Пайн посмотрела на полотнища ткани, натянутые на деревянных шестах посреди частокола.
– И где они жили?
– Никто не стал строить укрытий, тюремных камер или зданий. Дюжина пленных спали под парой одеял, натянутых на палках, вроде тех, что вы сейчас видите. Когда кто-то умирал, остальные дрались из-за его одежды и обуви. Когда в шестьдесят пятом всех освободили, уцелевшие выглядели как узники немецких концентрационных лагерей. Позднее Генри Вирца, коменданта лагеря, казнили за военные преступления.
– Да, я об этом знала. В городе стоит его большая статуя. А из лагеря случались побеги?
– Некоторым удавалось сбежать при перевозке или когда их отправляли на работы. Другие строили туннели и по ним убегали. Здесь еще остались некоторые из них. Вроде этого – вы можете на него взглянуть.
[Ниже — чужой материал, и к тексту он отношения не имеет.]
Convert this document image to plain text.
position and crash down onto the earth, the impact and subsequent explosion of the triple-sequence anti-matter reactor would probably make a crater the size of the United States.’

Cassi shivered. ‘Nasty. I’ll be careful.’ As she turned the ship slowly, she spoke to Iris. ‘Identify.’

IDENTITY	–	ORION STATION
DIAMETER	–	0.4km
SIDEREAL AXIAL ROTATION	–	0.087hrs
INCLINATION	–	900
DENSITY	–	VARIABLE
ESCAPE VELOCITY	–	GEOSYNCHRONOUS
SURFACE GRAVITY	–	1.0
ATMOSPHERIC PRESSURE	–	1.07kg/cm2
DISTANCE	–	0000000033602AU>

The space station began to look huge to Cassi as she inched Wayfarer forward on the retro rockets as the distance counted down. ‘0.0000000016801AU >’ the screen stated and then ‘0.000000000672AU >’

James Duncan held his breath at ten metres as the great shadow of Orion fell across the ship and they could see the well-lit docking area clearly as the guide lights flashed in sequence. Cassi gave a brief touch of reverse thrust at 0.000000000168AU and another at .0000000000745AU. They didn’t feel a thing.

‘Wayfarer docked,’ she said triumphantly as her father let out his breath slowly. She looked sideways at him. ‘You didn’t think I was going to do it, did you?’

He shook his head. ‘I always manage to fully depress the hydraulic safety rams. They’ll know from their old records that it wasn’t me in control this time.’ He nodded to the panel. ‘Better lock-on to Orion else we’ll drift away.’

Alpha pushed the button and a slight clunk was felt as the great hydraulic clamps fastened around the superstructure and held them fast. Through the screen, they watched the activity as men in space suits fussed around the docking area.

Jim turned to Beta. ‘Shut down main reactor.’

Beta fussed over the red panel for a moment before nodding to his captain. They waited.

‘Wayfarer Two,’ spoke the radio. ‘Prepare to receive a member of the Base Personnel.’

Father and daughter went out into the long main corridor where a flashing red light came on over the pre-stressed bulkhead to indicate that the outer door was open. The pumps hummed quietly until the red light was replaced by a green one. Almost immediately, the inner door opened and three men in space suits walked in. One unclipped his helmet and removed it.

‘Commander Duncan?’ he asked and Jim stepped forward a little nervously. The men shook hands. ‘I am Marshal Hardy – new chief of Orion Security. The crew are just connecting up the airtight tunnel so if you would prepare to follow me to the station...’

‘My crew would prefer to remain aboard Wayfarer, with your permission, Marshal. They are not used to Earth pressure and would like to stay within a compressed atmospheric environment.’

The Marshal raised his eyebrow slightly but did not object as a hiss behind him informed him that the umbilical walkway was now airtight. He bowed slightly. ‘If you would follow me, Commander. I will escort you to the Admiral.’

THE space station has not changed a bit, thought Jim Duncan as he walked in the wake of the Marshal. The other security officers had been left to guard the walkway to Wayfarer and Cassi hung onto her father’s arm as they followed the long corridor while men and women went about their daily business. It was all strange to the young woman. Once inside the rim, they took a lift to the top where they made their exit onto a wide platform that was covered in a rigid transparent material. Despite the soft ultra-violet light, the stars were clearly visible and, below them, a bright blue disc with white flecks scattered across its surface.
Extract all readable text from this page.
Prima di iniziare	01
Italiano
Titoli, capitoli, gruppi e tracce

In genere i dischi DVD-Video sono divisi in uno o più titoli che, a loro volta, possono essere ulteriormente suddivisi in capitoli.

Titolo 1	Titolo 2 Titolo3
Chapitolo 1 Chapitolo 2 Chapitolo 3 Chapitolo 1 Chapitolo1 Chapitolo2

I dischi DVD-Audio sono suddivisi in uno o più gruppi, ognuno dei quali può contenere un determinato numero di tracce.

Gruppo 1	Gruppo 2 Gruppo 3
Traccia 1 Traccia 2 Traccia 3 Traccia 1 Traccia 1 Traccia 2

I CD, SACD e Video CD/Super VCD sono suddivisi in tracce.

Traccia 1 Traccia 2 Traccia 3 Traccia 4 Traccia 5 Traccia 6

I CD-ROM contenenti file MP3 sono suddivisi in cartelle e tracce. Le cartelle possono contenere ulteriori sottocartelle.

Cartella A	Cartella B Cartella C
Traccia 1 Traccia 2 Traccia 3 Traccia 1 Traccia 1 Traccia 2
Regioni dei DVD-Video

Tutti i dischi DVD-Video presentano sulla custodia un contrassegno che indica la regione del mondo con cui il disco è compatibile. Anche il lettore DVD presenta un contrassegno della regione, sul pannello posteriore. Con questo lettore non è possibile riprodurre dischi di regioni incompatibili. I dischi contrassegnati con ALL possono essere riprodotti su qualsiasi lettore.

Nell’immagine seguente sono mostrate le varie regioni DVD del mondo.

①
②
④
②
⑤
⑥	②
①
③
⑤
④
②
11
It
Он отвел ее немного в сторону от границы копии тюремной территории. Вокруг были расставлены предупреждающие знаки, а в землю вкопана стальная сетка.
– Туннель начинается здесь, – сказал Лэм, – когда-то тут находилась середина тюрьмы, он уходит на запад, глубоко под стенами, в густой лес. Некоторым удалось добраться до армии Союза.